The movie “UglyDolls” prompts the same question one would ask when looking at any of the plush-toy characters in the store: What the heck is this thing?
On the one hand, it’s an 87-minute infomercial for a toy line. On the other hand, it’s a cookie-cutter plot about being your own true self, mixed with a little “Toy Story”-lite lesson about how a toy’s best destiny is to be loved by a child. On the third hand — surely, one of these UglyDolls has to have three hands, amirite? — it’s a vehicle to throw together a voice cast with such chart-toppers as Kelly Clarkson, Blake Shelton, Janelle Monae, Pitbull, Nick Jonas, Bebe Rexha, Charli XCX and Lizzo for a forgettable song score.
The story starts in Uglyville, where all the UglyDolls live happy lives singing that “it doesn’t get better than this.” The cheeriest of the UglyDolls is Moxy (voiced by Clarkson), who is convinced that today will be the day she finally achieves the apex of toy life: To be paired with a child in “the Big World.” Uglyville’s mayor, Ox (voiced by Shelton), tries to tell Moxy that “the Big World” is a myth, but Moxy is undeterred.
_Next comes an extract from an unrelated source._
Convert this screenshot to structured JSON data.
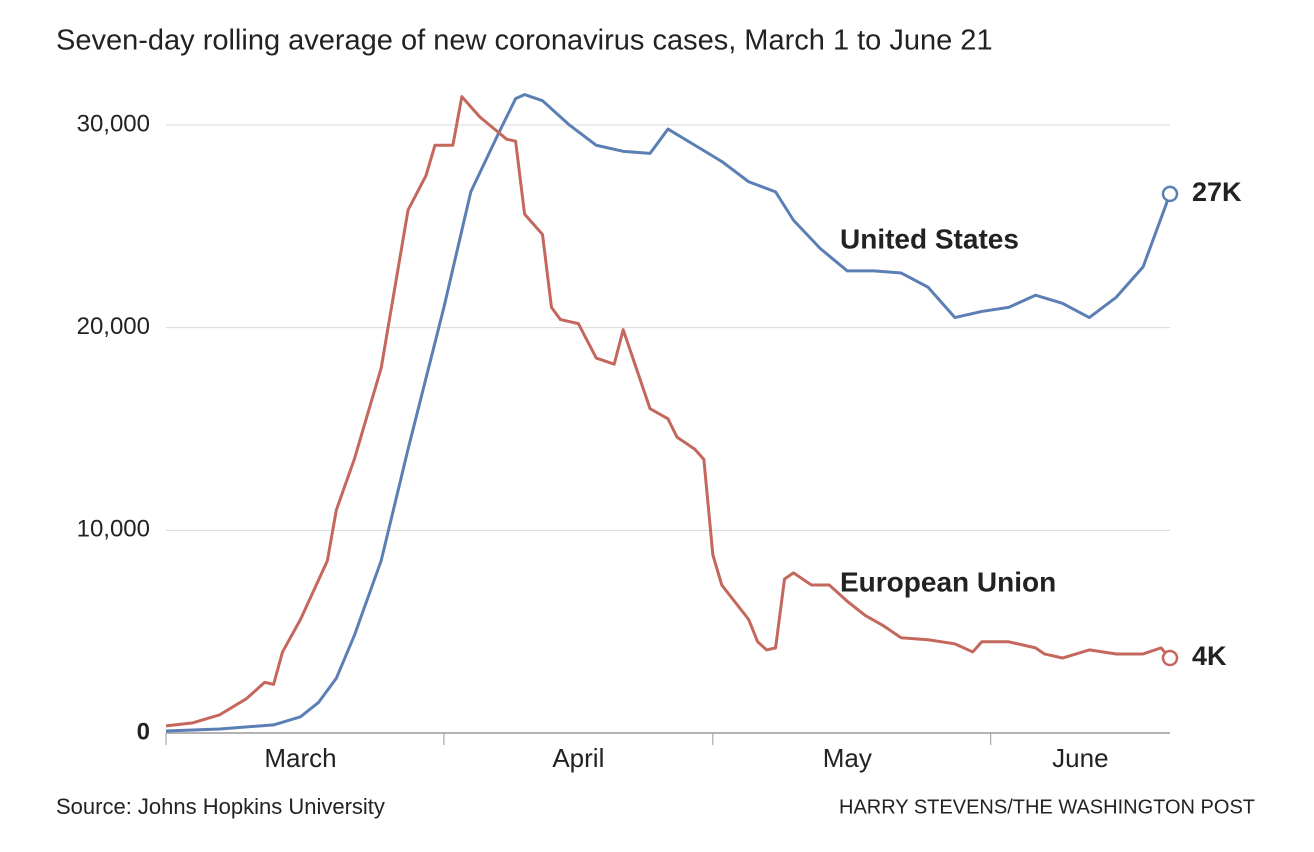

One day, Moxy leads a group of Uglies — cynical Wage (voiced by Wanda Sykes), worrywart Lucky Bat (voiced by Wang Leehom), lovable lug Babo (voiced by Gabriel Iglesias) and too-cool Ugly Dog (voiced by Pitbull) — through the portal that sends new UglyDolls to Uglyville each day. That’s how they end up at the Institute of Perfection, where all the “pretty dolls” get their training before going to meet their child.
The “pretty dolls” freak out at the sight of the UglyDolls, but their leader, the super-perfect Lou (voiced by Jonas), gives them the chance to prove themselves. But, as the story goes on, we learn Lou may not be as perfect, or as nice, as he seems.
Not all the “pretty dolls” are turned off by the UglyDolls, though. Mandy (voiced by Monae) makes fast friends with Moxy, bonding over the fact that Mandy has what the disapproving Lou has what would be seen as an “ugly” trait: Mandy wears glasses.
The script, by rookie Alison Peck (and a story credit, weirdly enough, to “Spy Kids” and “Alita: Battle Angel” director Robert Rodriguez), meanders all over the place, and the humor veers wildly from kid-friendly slapstick to over-their-heads references. Director Kelly Asbury (whose last film was “Smurfs: The Lost Village”) keeps things moving with some colorful visuals, particularly in the many musical numbers.
Of course, with a voice cast like this, there would be musical numbers. Composer Christopher Lennertz (“Sausage Party,” “Supernatural”) and lyricist Glenn Slater (who triumphed last year with “A Place Called Slaughter Race” in “Ralph Breaks the Internet”) serve up a full score of bubblegum pop and empowerment ballads. None of them are particularly memorable, except maybe for Monae’s makeover song, “All Dolled Up” and Jonas’ villain song, “The Ugly Truth.”
The jumbled storytelling, frenetic animation, monotonous songs and overtalented voice cast make “UglyDolls” one of the most head-scratching animated movies in a long time. It’s not really good, but its badness is strangely fascinating.
Opens Friday, May 3, in theaters everywhere. Rated PG for thematic elements and brief action. Running time: 87 minutes.